Non a caso, subito dopo, Guerini ha telefonato al suo omologo iracheno Al Shammari per ricevere le sue valutazioni sulla situazione e sugli attacchi della notte. E avvertire: «In questo momento è indispensabile agire con moderazione e prudenza. Ogni possibile soluzione sarà affrontata insieme alla coalizione, con un approccio flessibile, anche per non vanificare gli sforzi fino ad oggi profusi», ha detto il nostro ministro della Difesa ad Al Shammari. Dove la frase chiave è «approccio flessibile»: se la situazione dovesse precipitare verrà meno la volontà del governo italiano di restare in Iraq.

IL RUOLO DEL QUIRINALE
In campo anche Mattarella che dopo aver ricevuto Conte in tarda mattinata, si è detto «preoccupato per la sicurezza dei nostri soldati». E ha fatto sapere di essere «in stretto contatto con il governo», auspicando appunto «che non ci sia un'ulteriore escalation militare».
In più Conte, proprio su consiglio del Quirinale, vista la delicatezza della situazione ha deciso di coinvolgere l'opposizione (cosa che non è però piaciuta a Luigi Di Maio). E ha convocato per domani mattina a palazzo Chigi un vertice bipartisan tra capigruppo parlamentari «per discutere delle missioni militari nell'area mediorientale, dopo l'escalation in Iraq» e per fare il punto sulla crisi libica». «Durante l'incontro», viene spiegato, «il presidente del Consiglio svolgerà un informativa e cercherà di sollecitare un senso di responsabilità e un sostegno di tutto l'arco parlamentare ai nostri militari impegnati in Iraq, Libia e Libano».

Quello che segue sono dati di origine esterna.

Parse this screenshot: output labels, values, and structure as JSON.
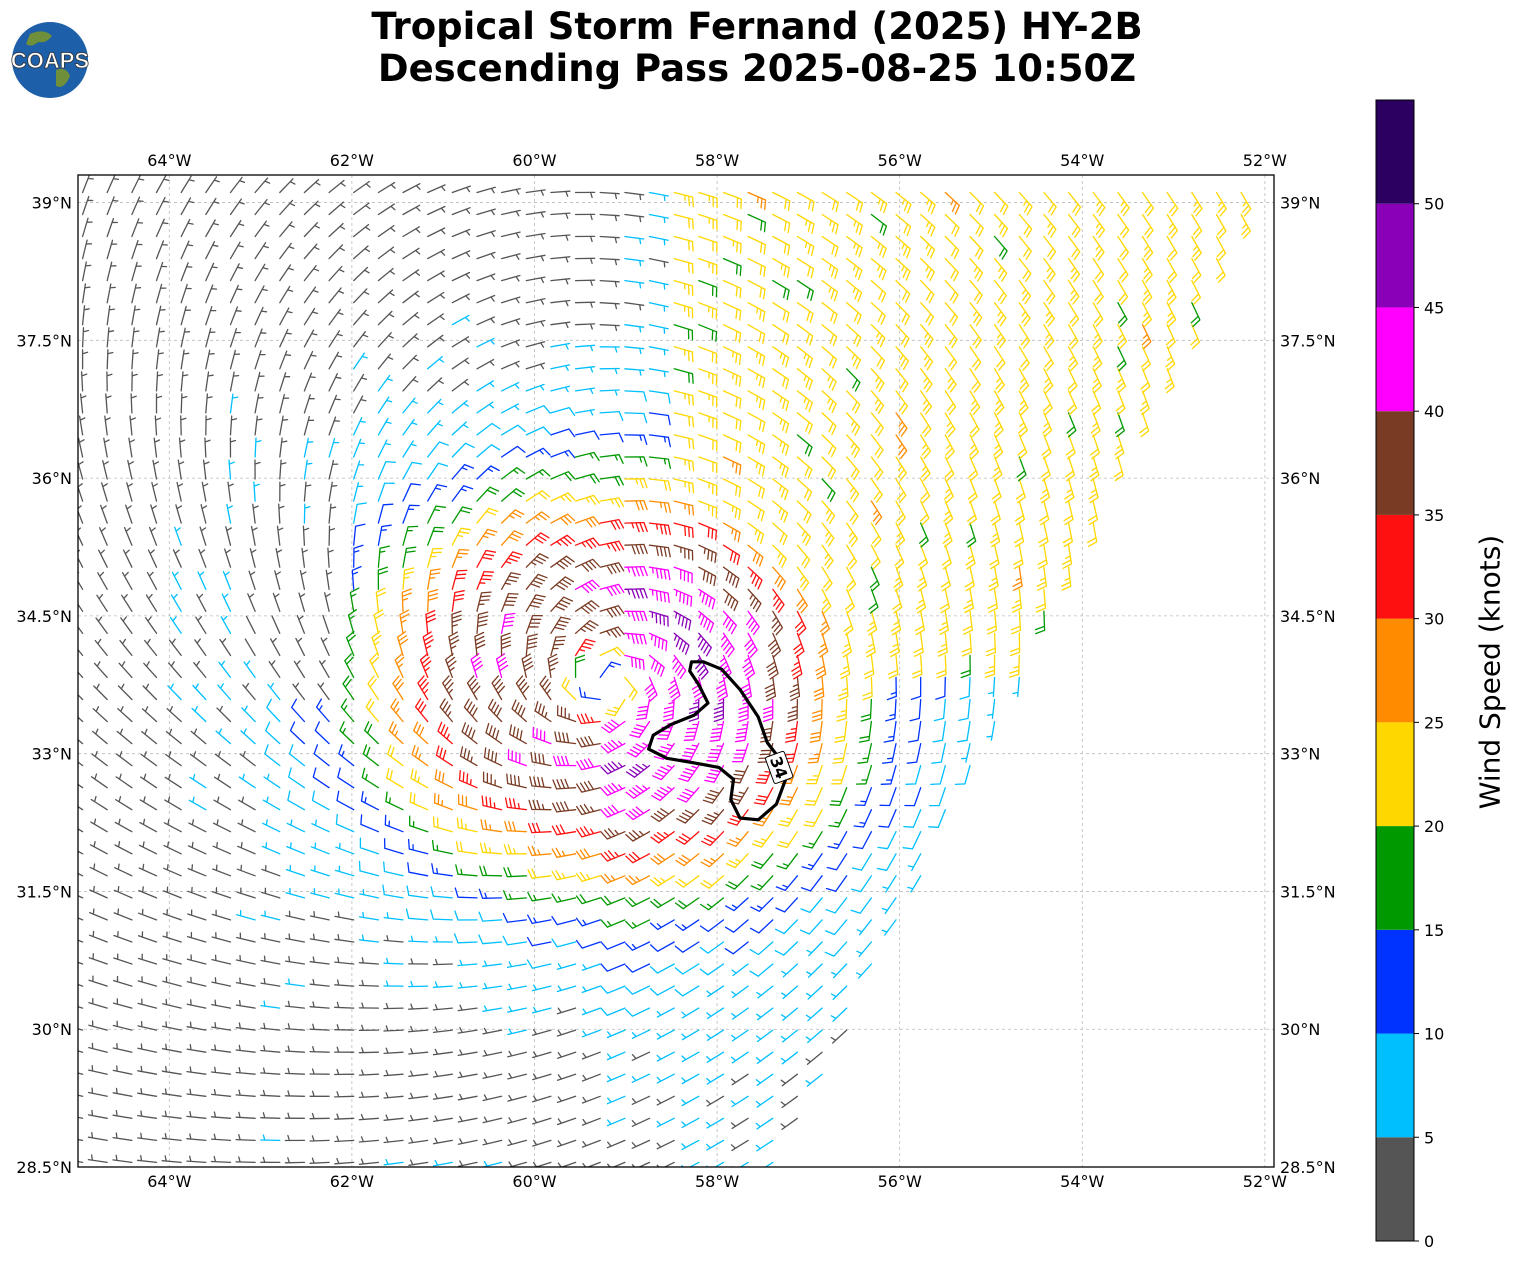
{
  "title": {
    "line1": "Tropical Storm Fernand (2025) HY-2B",
    "line2": "Descending Pass 2025-08-25 10:50Z"
  },
  "logo": {
    "text": "COAPS",
    "icon": "globe-logo"
  },
  "map": {
    "lon_range": [
      -65,
      -51.9
    ],
    "lat_range": [
      28.5,
      39.3
    ],
    "gridlines": "dashed",
    "lon_ticks": [
      {
        "value": -64,
        "label": "64°W"
      },
      {
        "value": -62,
        "label": "62°W"
      },
      {
        "value": -60,
        "label": "60°W"
      },
      {
        "value": -58,
        "label": "58°W"
      },
      {
        "value": -56,
        "label": "56°W"
      },
      {
        "value": -54,
        "label": "54°W"
      },
      {
        "value": -52,
        "label": "52°W"
      }
    ],
    "lat_ticks": [
      {
        "value": 39,
        "label": "39°N"
      },
      {
        "value": 37.5,
        "label": "37.5°N"
      },
      {
        "value": 36,
        "label": "36°N"
      },
      {
        "value": 34.5,
        "label": "34.5°N"
      },
      {
        "value": 33,
        "label": "33°N"
      },
      {
        "value": 31.5,
        "label": "31.5°N"
      },
      {
        "value": 30,
        "label": "30°N"
      },
      {
        "value": 28.5,
        "label": "28.5°N"
      }
    ],
    "storm_center": {
      "lon": -59.2,
      "lat": 33.75
    },
    "swath_east_edge": [
      {
        "lon": -52.0,
        "lat": 39.3
      },
      {
        "lon": -57.3,
        "lat": 28.5
      }
    ],
    "contour_34kt": {
      "label": "34",
      "points": [
        [
          -58.28,
          34.0
        ],
        [
          -58.15,
          34.0
        ],
        [
          -57.95,
          33.92
        ],
        [
          -57.75,
          33.7
        ],
        [
          -57.55,
          33.4
        ],
        [
          -57.45,
          33.12
        ],
        [
          -57.28,
          32.9
        ],
        [
          -57.25,
          32.72
        ],
        [
          -57.35,
          32.45
        ],
        [
          -57.55,
          32.28
        ],
        [
          -57.75,
          32.3
        ],
        [
          -57.85,
          32.5
        ],
        [
          -57.82,
          32.72
        ],
        [
          -57.98,
          32.85
        ],
        [
          -58.25,
          32.9
        ],
        [
          -58.55,
          32.95
        ],
        [
          -58.75,
          33.05
        ],
        [
          -58.7,
          33.2
        ],
        [
          -58.5,
          33.32
        ],
        [
          -58.25,
          33.42
        ],
        [
          -58.1,
          33.55
        ],
        [
          -58.2,
          33.75
        ],
        [
          -58.3,
          33.9
        ]
      ]
    }
  },
  "colorbar": {
    "label": "Wind Speed (knots)",
    "bins": [
      {
        "min": 0,
        "max": 5,
        "color": "#555555"
      },
      {
        "min": 5,
        "max": 10,
        "color": "#00bfff"
      },
      {
        "min": 10,
        "max": 15,
        "color": "#0033ff"
      },
      {
        "min": 15,
        "max": 20,
        "color": "#009900"
      },
      {
        "min": 20,
        "max": 25,
        "color": "#ffd700"
      },
      {
        "min": 25,
        "max": 30,
        "color": "#ff8c00"
      },
      {
        "min": 30,
        "max": 35,
        "color": "#ff1010"
      },
      {
        "min": 35,
        "max": 40,
        "color": "#7a3b24"
      },
      {
        "min": 40,
        "max": 45,
        "color": "#ff00ff"
      },
      {
        "min": 45,
        "max": 50,
        "color": "#8a00b8"
      },
      {
        "min": 50,
        "max": 55,
        "color": "#2b0061"
      }
    ],
    "ticks": [
      "0",
      "5",
      "10",
      "15",
      "20",
      "25",
      "30",
      "35",
      "40",
      "45",
      "50"
    ]
  }
}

Poi, dopo che da Berlino è rimbalzata le notizia che Angela Merkel valuta «un ritiro parziale» dei propri soldati presenti in Iraq «deciso insieme agli alleati» e che Spagna e Slovenia hanno seguito l'esempio tedesco, dalla Difesa e da palazzo Chigi è arrivato lo stop a qualsiasi ipotesi di disimpegno. Anche sullo teatro libico. Almeno per ora.